Release:2019, Vol. 3. №1
About the author:Olga V. Vasilieva, Leading Specialist, Analytical Department, Center for Sociological Research “Monitoring Public Opinion” (Krasnoyarsk, Russian Federation); firstname.lastname@example.org
This article presents a complex sociological measurement of social mood, taking into account its static-dynamic traits and rational-emotional aspects. The author proves that the sociological evaluation of social mood is a measurement of happiness. The sociological tools proposed for the comprehensive measurement of happiness embrace the achievements of contemporary social sciences and humanities. In addition, the author substantiates the demand for simultaneous consideration of the totality of the components of social mood that are invariant for most studies. Being a static characteristic of social mood, social general state (subjective well-being, life satisfaction) is measured, and an orientation towards value experiences is estimated as a dynamic characteristic. Social mood is considered the most integral of the phenomena that describe not only the quality of life of social actors, but also their position in society from the point of view of their potential. On the example of a particular socio-demographic group (the adult population of Krasnoyarsk), this article reports the author’s experience of a comprehensive study of social mood.

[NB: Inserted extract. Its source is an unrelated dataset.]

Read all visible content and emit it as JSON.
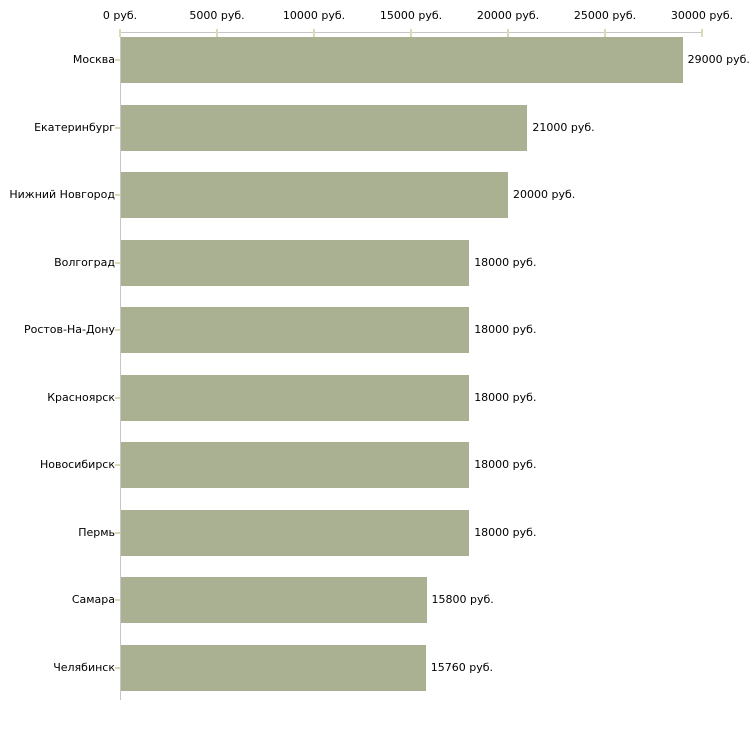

The proposed measuring tools claim to be integrative in measuring social mood and enable examining this phenomenon from several points of view at the same time, including such aspects as optimism and pessimism, degree of relevance and level of satisfaction of basic needs, as well as the system of value orientations and personal merits of the respondents. In this regard, it seems imperative to create a matrix of social mood, representing it in the unity of its two elements, three levels, seven layers and twelve qualities, respectively. Based on the identification of each of these elements, levels, layers, and qualities of social mood in a social mood of the social actor, the author finds it possible to build a complex matrix of happiness for a given actor.